Non ci stavano un numero sufficienti sviluppatori per tutto quel carico di lavoro.
Dopo 40 anni ci ritroviamo grossomodo nella stessa situazione.
Il divario che c’è tra la richiesta di sviluppo software e gli sviluppatori disponibili è enorme.
Secondo questo articolo nel 2020 ci sono in totale quasi 27 milioni di sviluppatori professionisti in tutto il mondo.
Lo sviluppo no-code nasce quindi dalla necessità di andare incontro a chi non ha le competenze tecniche ma ha un’idea di prodotto o servizio digitale che vorrebbe sviluppare.
Le piattaforme no-code oggi in circolazione non sono altro che l’evoluzione di esperimenti innovativi iniziati anni fa da gruppi più o meno grandi di makers digitali.
Il nocode è solo un modo nuovo di chiamare cose che utilizziamo da tempo
Se dovessimo seguire alla lettera la definizione di no-code:
piattaforme che permettono di creare applicazioni web e app mobile in maniera visuale senza la necessità di dover programmare
allora piattaforme come WordPress, Wix ecc, che esistono da più di 10 anni, possono essere considerate della piattaforme no-code.
Anche piattaforme famose come Bubble, Webflow o Squarespace esistono da parecchi anni eppure se ne sente parlare solo adesso.

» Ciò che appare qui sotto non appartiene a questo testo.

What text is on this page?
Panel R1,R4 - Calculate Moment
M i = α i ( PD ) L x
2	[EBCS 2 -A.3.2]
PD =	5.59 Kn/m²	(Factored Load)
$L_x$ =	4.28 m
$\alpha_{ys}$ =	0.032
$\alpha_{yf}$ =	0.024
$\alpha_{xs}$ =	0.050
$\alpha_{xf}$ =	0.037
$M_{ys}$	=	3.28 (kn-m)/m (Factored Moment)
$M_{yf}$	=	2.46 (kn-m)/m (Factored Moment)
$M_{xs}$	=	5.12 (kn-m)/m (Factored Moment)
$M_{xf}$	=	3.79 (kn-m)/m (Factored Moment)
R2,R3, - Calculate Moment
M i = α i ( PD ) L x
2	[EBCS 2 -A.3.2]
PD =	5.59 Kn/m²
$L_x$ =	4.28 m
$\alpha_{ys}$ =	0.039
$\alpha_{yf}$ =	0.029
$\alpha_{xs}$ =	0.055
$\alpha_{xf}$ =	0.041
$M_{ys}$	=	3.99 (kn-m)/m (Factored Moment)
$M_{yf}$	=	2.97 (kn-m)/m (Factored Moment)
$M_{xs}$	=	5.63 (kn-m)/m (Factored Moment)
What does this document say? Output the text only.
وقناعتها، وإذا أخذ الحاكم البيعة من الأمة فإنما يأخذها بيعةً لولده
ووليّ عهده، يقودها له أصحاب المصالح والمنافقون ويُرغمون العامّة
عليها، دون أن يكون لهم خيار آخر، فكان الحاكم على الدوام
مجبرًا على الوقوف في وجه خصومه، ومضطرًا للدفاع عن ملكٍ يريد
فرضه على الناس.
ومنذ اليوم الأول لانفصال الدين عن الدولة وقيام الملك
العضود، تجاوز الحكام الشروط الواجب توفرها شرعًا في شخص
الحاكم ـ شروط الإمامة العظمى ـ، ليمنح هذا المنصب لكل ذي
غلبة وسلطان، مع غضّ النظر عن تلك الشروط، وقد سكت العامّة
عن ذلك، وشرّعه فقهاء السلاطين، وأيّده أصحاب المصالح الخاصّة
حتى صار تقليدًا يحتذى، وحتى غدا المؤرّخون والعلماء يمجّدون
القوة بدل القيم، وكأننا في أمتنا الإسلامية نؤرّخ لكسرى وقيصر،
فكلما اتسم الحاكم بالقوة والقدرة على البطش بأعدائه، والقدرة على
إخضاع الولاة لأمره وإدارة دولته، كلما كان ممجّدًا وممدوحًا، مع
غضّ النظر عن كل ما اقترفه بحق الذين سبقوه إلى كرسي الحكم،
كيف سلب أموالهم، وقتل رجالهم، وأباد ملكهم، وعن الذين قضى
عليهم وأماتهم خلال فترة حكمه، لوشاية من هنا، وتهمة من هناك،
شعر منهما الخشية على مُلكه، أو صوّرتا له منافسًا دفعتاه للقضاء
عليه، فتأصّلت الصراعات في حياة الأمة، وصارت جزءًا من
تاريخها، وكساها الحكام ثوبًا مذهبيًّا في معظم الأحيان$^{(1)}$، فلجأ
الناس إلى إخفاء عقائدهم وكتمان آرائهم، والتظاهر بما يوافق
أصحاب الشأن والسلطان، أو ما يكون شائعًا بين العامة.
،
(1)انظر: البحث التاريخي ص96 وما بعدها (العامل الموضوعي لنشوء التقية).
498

Le motivazioni secondo il mio parere sono due
La prima è che queste piattaforme sono diventate mature solo da un paio di anni a questa parte.
Mi ricordo quando nel 2016 ho iniziato ad affacciarmi al mondo delle piattaforme nocode. Sarò sincero, funzionavano poco e male ma comunque avevano una grande potenzialità.
Il secondo motivo è stato sicuramente l’avvento della pandemia di COVID-19 che ha accelerato tutto quello che è legato al mondo digitale.
Centinaia di milioni di persone sono state costrette a rimanere a casa, in tantissimi si sono ritrovati da un giorno all’altro senza lavoro.
Il no-code è stato un mezzo per riscattarsi
Il 2020 ha visto un incremento esponenziale di utilizzatori di piattaforme di sviluppo senza codice, di investimenti in questo settore, di startup digitali avviate in pochi mesi e che hanno realizzato interamente in nocode prodotti e servizi di successo.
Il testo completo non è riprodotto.